The drafting of the revised “Protection of the State from Terrorism Act” (PSTA) — the planned replacement for Sri Lanka’s long-criticised Prevention of Terrorism Act (PTA) — has been completed and is set to be handed to the Minister of Justice within May, NewsFirst reported.
According to the drafting committee, the revised bill has been forwarded to the Legal Draftsman’s Department. The PSTA was prepared by a 17-member expert committee headed by President’s Counsel Rianzie Arsekularatne, with public consultations held in February 2026.
The PTA has been criticised for decades by civil society, the bar and international human-rights bodies for permitting prolonged detention without trial and admitting confessions to police as evidence. Successive governments have promised replacement legislation; the NPP administration campaigned on PTA repeal as part of its reconciliation platform but has so far moved cautiously, with the PTA still being used for high-profile detention orders in major criminal investigations.

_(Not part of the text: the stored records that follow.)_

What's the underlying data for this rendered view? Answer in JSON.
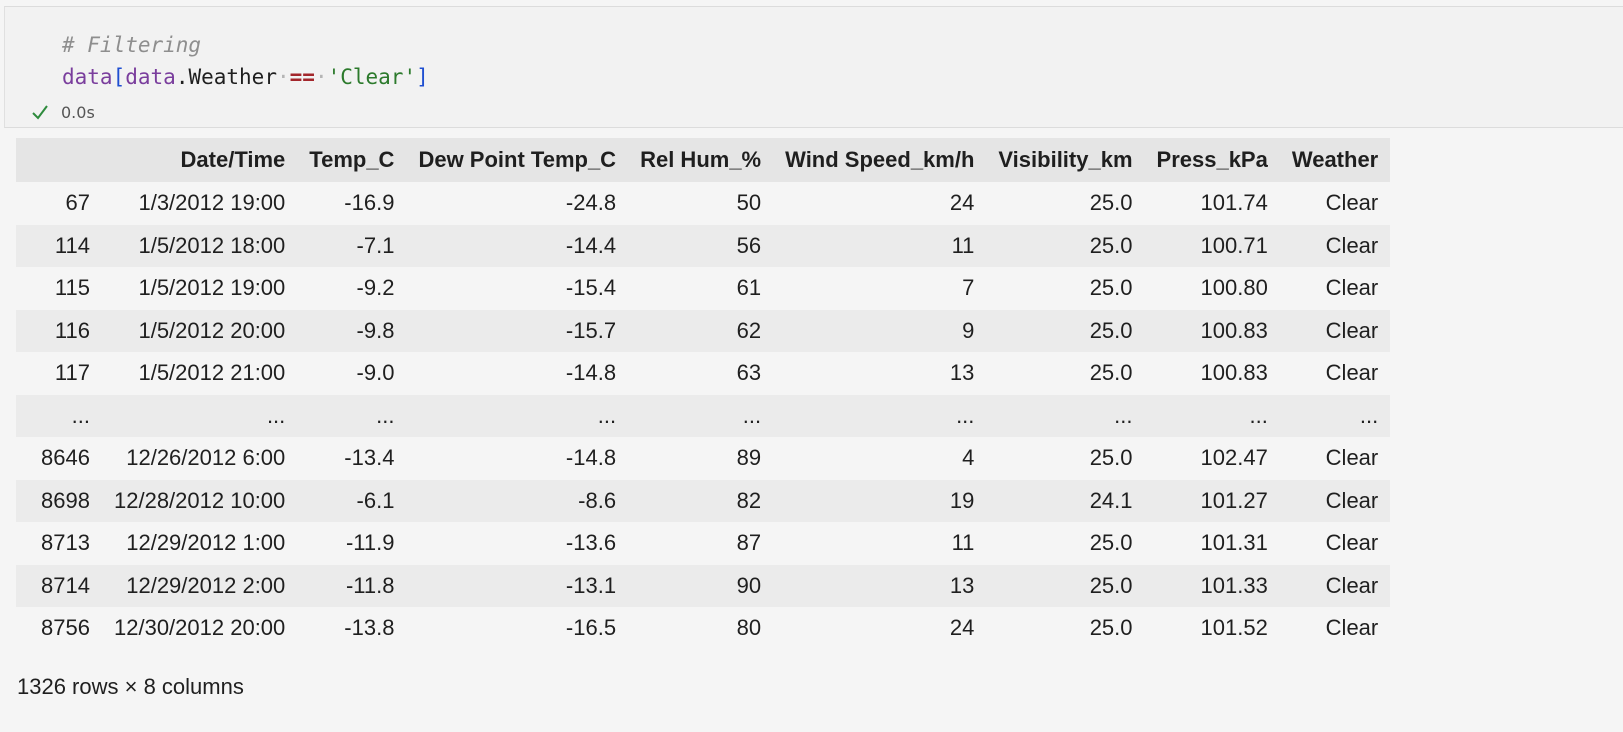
{
  "code": {
    "comment": "# Filtering",
    "line2": {
      "var1": "data",
      "open_bracket": "[",
      "var2": "data",
      "dot": ".",
      "attr": "Weather",
      "op": "==",
      "str": "'Clear'",
      "close_bracket": "]"
    }
  },
  "status": {
    "icon": "check-icon",
    "time": "0.0s",
    "color": "#2e8b3d"
  },
  "table": {
    "columns": [
      "",
      "Date/Time",
      "Temp_C",
      "Dew Point Temp_C",
      "Rel Hum_%",
      "Wind Speed_km/h",
      "Visibility_km",
      "Press_kPa",
      "Weather"
    ],
    "rows": [
      [
        "67",
        "1/3/2012 19:00",
        "-16.9",
        "-24.8",
        "50",
        "24",
        "25.0",
        "101.74",
        "Clear"
      ],
      [
        "114",
        "1/5/2012 18:00",
        "-7.1",
        "-14.4",
        "56",
        "11",
        "25.0",
        "100.71",
        "Clear"
      ],
      [
        "115",
        "1/5/2012 19:00",
        "-9.2",
        "-15.4",
        "61",
        "7",
        "25.0",
        "100.80",
        "Clear"
      ],
      [
        "116",
        "1/5/2012 20:00",
        "-9.8",
        "-15.7",
        "62",
        "9",
        "25.0",
        "100.83",
        "Clear"
      ],
      [
        "117",
        "1/5/2012 21:00",
        "-9.0",
        "-14.8",
        "63",
        "13",
        "25.0",
        "100.83",
        "Clear"
      ],
      [
        "...",
        "...",
        "...",
        "...",
        "...",
        "...",
        "...",
        "...",
        "..."
      ],
      [
        "8646",
        "12/26/2012 6:00",
        "-13.4",
        "-14.8",
        "89",
        "4",
        "25.0",
        "102.47",
        "Clear"
      ],
      [
        "8698",
        "12/28/2012 10:00",
        "-6.1",
        "-8.6",
        "82",
        "19",
        "24.1",
        "101.27",
        "Clear"
      ],
      [
        "8713",
        "12/29/2012 1:00",
        "-11.9",
        "-13.6",
        "87",
        "11",
        "25.0",
        "101.31",
        "Clear"
      ],
      [
        "8714",
        "12/29/2012 2:00",
        "-11.8",
        "-13.1",
        "90",
        "13",
        "25.0",
        "101.33",
        "Clear"
      ],
      [
        "8756",
        "12/30/2012 20:00",
        "-13.8",
        "-16.5",
        "80",
        "24",
        "25.0",
        "101.52",
        "Clear"
      ]
    ]
  },
  "summary": "1326 rows × 8 columns"
}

The expert committee’s text is expected to face scrutiny once published. In April, a coalition of detainee families and civil society groups appealing for the release of long-term Tamil PTA detainees explicitly demanded that the proposed PSTA be withdrawn, arguing it could replicate the worst features of the existing law. The bill must still pass through Cabinet, gazette and parliamentary stages before becoming law, and the Justice Minister’s review will be the first political checkpoint after the drafting phase.